Sono appena scappato dalla base principale dello Shield, lanciandomi dall'ascensore dopo che ero finito in trappola e usando poi il mio mezzo di trasporto preferito per fuggire e seminare definitivamente gli agenti che mi stavano alle calcagna, anche se è più difficile di quel che sembra dato che l'uniforme che indosso ha delle cimici. Devo riuscire a sbarazzarmene, ma come? Se mi fermo riusciranno a raggiungermi, e per di più non ho altri abiti con me...

Arrivando per un attimo in un punto un po' più scoperto alzo gli occhi al cielo, venendo attratto quasi istintivamente dall'edificio che si innalza a a pochi isolati dal punto in cui sono, ovvero l'ospedale dove ho nascosto la chiavetta, mentre alla sua destra invece vi è una palestra in cui solitamente a quest'ora ci sono degli allenamenti di basket, che mi fa venire in mente una piccola follia.

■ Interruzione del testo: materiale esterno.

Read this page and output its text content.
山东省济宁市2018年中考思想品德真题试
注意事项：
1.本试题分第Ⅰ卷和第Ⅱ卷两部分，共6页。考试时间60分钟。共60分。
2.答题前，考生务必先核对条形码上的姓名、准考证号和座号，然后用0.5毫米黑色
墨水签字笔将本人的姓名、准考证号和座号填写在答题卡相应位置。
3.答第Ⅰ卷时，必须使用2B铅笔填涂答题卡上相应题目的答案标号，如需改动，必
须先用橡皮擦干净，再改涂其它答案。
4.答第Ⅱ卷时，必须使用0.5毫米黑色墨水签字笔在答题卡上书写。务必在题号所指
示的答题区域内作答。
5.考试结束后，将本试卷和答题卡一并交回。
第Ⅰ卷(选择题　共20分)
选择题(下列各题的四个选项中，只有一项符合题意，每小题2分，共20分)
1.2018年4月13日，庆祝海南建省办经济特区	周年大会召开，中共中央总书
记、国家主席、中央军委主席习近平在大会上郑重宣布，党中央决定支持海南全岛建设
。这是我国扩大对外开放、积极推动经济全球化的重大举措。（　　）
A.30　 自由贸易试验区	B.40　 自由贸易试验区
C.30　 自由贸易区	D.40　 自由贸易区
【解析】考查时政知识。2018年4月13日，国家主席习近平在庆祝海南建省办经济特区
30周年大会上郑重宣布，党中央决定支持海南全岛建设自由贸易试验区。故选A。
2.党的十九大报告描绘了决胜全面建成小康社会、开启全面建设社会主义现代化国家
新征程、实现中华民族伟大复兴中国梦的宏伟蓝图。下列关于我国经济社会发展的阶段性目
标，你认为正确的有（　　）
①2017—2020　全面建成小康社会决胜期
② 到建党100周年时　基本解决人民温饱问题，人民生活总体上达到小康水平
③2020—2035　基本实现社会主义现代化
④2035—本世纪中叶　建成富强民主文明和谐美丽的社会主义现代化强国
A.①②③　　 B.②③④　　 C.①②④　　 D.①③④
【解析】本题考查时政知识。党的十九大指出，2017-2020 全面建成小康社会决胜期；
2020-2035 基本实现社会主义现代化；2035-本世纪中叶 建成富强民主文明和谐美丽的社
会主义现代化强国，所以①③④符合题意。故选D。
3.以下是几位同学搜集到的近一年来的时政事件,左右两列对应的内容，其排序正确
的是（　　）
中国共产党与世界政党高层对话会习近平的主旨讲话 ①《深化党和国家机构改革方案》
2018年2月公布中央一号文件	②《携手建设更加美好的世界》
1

Riprendendo a correre con più foga di prima mi dirigo verso il secondo edificio, cercando sempre di passare inosservato e intrufolandomi al suo interno senza essere visto da nessuno.
Appena dentro vado verso gli spogliatoi, cambiandoli in fretta e prendendo in prestito alcuni vestiti dei ragazzi che stanno giocando, per poi lasciare il mio costume dentro un borsone che abbandono sugli spalti.

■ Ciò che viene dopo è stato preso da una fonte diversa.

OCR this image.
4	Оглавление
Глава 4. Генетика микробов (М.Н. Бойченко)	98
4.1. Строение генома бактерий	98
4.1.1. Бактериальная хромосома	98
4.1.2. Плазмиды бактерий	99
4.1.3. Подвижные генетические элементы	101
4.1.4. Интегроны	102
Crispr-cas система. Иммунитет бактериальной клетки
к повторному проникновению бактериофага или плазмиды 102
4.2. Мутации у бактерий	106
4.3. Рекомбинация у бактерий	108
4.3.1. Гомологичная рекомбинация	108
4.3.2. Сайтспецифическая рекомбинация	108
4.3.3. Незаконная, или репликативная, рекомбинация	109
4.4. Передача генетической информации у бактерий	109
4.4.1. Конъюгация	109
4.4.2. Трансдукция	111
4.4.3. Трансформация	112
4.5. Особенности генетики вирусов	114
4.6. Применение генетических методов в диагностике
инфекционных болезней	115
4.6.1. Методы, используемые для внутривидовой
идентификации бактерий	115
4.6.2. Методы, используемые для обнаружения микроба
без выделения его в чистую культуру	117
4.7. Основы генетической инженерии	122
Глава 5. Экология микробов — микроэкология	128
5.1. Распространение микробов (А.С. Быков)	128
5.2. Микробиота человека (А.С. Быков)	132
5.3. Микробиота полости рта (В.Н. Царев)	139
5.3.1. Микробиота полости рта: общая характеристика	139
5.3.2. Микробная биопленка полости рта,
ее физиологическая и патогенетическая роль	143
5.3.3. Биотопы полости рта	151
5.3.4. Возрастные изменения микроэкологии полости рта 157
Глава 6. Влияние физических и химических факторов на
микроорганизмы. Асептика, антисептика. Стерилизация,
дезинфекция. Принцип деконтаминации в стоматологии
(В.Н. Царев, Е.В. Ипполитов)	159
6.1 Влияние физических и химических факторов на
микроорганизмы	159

Bene, almeno così non mi seguiranno più!

Ora però devo decidere cosa fare, di chi fidarmi e come agire: lo SHIELD era stata un'idea di Peggy per proteggere il mondo e ora è mio compito riportarlo a ciò che era in origine, senza l'Hydra o stratagemmi assurdi per controllare l'umanità.
Senza dubbio devo recuperare la chiavetta, quindi la prima tappa è l'ospedale e poi... Poi? Che faccio dopo? Sono un ricercato ora, non posso fidarmi di nessuno ma...
In cuor mio vorrei che anche 'Tasha, la figlia di Peggy, venisse con me, così da poterla tenere d'occhio e al contempo lontana da coloro che hanno infangato il nome dell'organizzazione di sua madre, ma no. No no, non se ne parla, è troppo rischioso! Anche se non la conosco bene so che lei non c'entra nulla con quei criminali, me lo sento dentro, ma non c'entra con questa storia è meno ne sa meglio è!
Ah ma perché continuo a pensare a lei ultimamente? Qualunque cosa faccio, situazione in cui mi trovo o parola che dico una parte di me desidera sapere dove lei si trovi e come sta, ma perché? Forse il motivo sta nel fatto che lei è la figlia dell'unica donna io abbia mai amato, e che è tale e quale a lei ma... Non lo so, ma ora devo concentrarmi sulla missione che sto per intraprendere!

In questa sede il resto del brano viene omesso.